= William Allen (actor) =

English actor

William Allen (died 1647) was a prominent English actor in the Caroline era. He belonged to both of the most important theatre companies of his generation, Queen Henrietta's Men and the King's Men.

Allen was a member of the Queen Henrietta's company through the main phase of its existence, from 1625 to 1636. Six cast lists for five plays survive for the company; Allen is one of only two men (the other being Michael Bowyer) who is included in all six lists. Allen played major roles:

- Captain Landby in Shirley's The Wedding
- Pandolph in Davenport's King John and Matilda
- Grimaldi the Renegado in Massinger's The Renegado
- Hannibal in Nabbes's Hannibal and Scipio
- Mullisheg in Heywood's The Fair Maid of the West (both parts).

The Queen Henrietta's company was disrupted and fractured by the long theatre closure from May 1636 to October 1637, due to a severe outbreak of bubonic plague.

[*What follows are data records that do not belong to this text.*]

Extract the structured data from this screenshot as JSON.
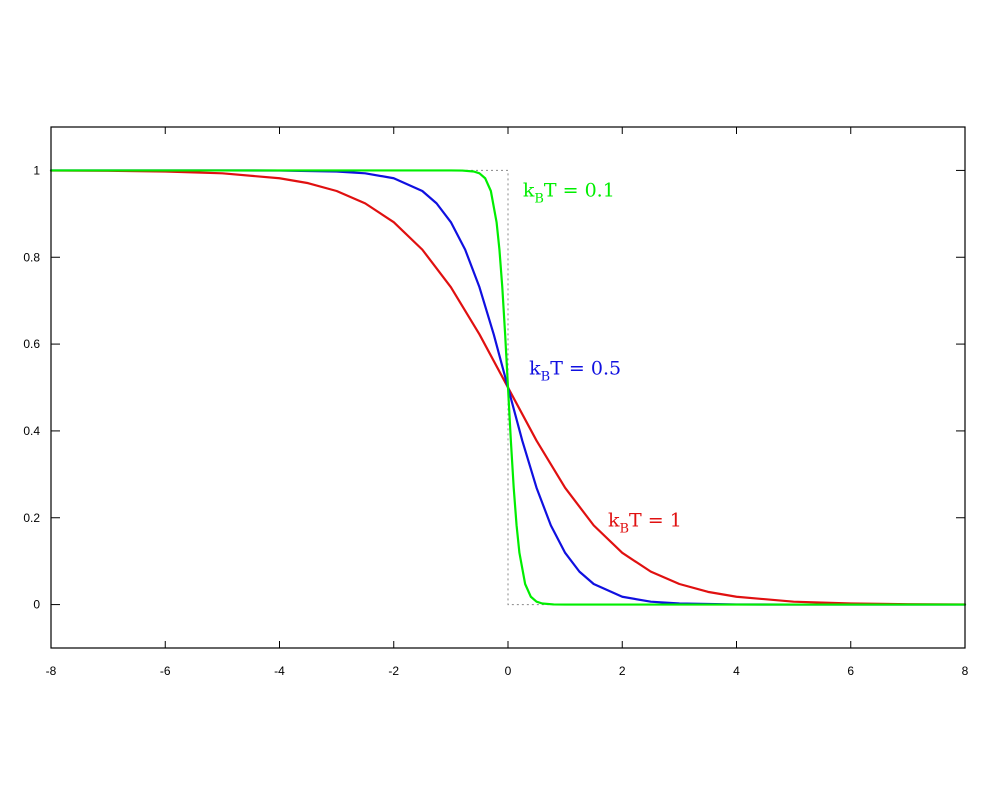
{
  "chart_data": {
    "type": "line",
    "title": "",
    "xlabel": "",
    "ylabel": "",
    "xlim": [
      -8,
      8
    ],
    "ylim": [
      -0.1,
      1.1
    ],
    "grid": false,
    "x_ticks": [
      -8,
      -6,
      -4,
      -2,
      0,
      2,
      4,
      6,
      8
    ],
    "x_tick_labels": [
      "-8",
      "-6",
      "-4",
      "-2",
      "0",
      "2",
      "4",
      "6",
      "8"
    ],
    "y_ticks": [
      0,
      0.2,
      0.4,
      0.6,
      0.8,
      1
    ],
    "y_tick_labels": [
      "0",
      "0.2",
      "0.4",
      "0.6",
      "0.8",
      "1"
    ],
    "reference": {
      "style": "dotted",
      "color": "#888888",
      "x": [
        -8,
        0,
        0,
        8
      ],
      "y": [
        1,
        1,
        0,
        0
      ]
    },
    "series": [
      {
        "id": "kt01",
        "label_main": "k",
        "label_sub": "B",
        "label_rest": "T = 0.1",
        "color": "#00ee00",
        "label_anchor": [
          0.26,
          0.94
        ],
        "x": [
          -8,
          -2,
          -1,
          -0.8,
          -0.6,
          -0.5,
          -0.4,
          -0.3,
          -0.2,
          -0.15,
          -0.1,
          -0.05,
          0,
          0.05,
          0.1,
          0.15,
          0.2,
          0.3,
          0.4,
          0.5,
          0.6,
          0.8,
          1,
          2,
          8
        ],
        "y": [
          1,
          1,
          1,
          0.9997,
          0.9975,
          0.9933,
          0.982,
          0.9526,
          0.8808,
          0.8176,
          0.7311,
          0.6225,
          0.5,
          0.3775,
          0.2689,
          0.1824,
          0.1192,
          0.0474,
          0.018,
          0.0067,
          0.0025,
          0.0003,
          0,
          0,
          0
        ]
      },
      {
        "id": "kt05",
        "label_main": "k",
        "label_sub": "B",
        "label_rest": "T = 0.5",
        "color": "#1010e0",
        "label_anchor": [
          0.37,
          0.53
        ],
        "x": [
          -8,
          -5,
          -4,
          -3,
          -2.5,
          -2,
          -1.5,
          -1.25,
          -1,
          -0.75,
          -0.5,
          -0.25,
          0,
          0.25,
          0.5,
          0.75,
          1,
          1.25,
          1.5,
          2,
          2.5,
          3,
          4,
          5,
          8
        ],
        "y": [
          1,
          1,
          0.9997,
          0.9975,
          0.9933,
          0.982,
          0.9526,
          0.9241,
          0.8808,
          0.8176,
          0.7311,
          0.6225,
          0.5,
          0.3775,
          0.2689,
          0.1824,
          0.1192,
          0.0759,
          0.0474,
          0.018,
          0.0067,
          0.0025,
          0.0003,
          0,
          0
        ]
      },
      {
        "id": "kt1",
        "label_main": "k",
        "label_sub": "B",
        "label_rest": "T = 1",
        "color": "#e01010",
        "label_anchor": [
          1.75,
          0.18
        ],
        "x": [
          -8,
          -7,
          -6,
          -5,
          -4,
          -3.5,
          -3,
          -2.5,
          -2,
          -1.5,
          -1,
          -0.5,
          0,
          0.5,
          1,
          1.5,
          2,
          2.5,
          3,
          3.5,
          4,
          5,
          6,
          7,
          8
        ],
        "y": [
          0.9997,
          0.9991,
          0.9975,
          0.9933,
          0.982,
          0.9707,
          0.9526,
          0.9241,
          0.8808,
          0.8176,
          0.7311,
          0.6225,
          0.5,
          0.3775,
          0.2689,
          0.1824,
          0.1192,
          0.0759,
          0.0474,
          0.0293,
          0.018,
          0.0067,
          0.0025,
          0.0009,
          0.0003
        ]
      }
    ]
  }
}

Allen was one of several members of the troupe who disappear from the surviving records in the later 1630s; he may have been among a quartet of Queen's actors who travelled to Dublin with James Shirley to work at the Werburgh Street Theatre there.

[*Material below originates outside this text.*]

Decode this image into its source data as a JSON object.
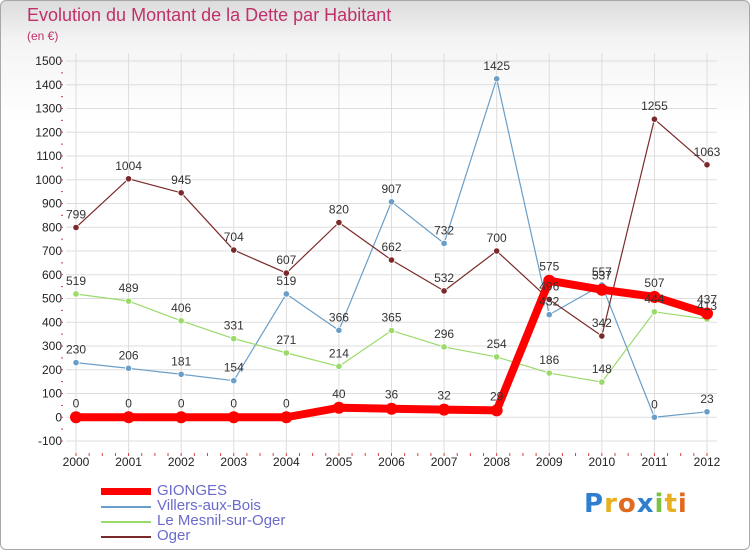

Allen was certainly in London c. 1640, when he was one of the five former Queen's players who became actors and sharers in the King's Men around that time. Allen and the others were named Grooms of the Chamber in January 1641. After the theatres were closed in September 1642at the start of the English Civil War, Allen, like several other members of the company (Charles Hart, Nicholas Burt, and William Robbins), became an officer in the Royalist army. Allen served as a "major and quartermaster-general at Oxford." He was one of the ten King's Men who signed the dedication of the first Beaumont and Fletcher folio in 1647, the year of his death.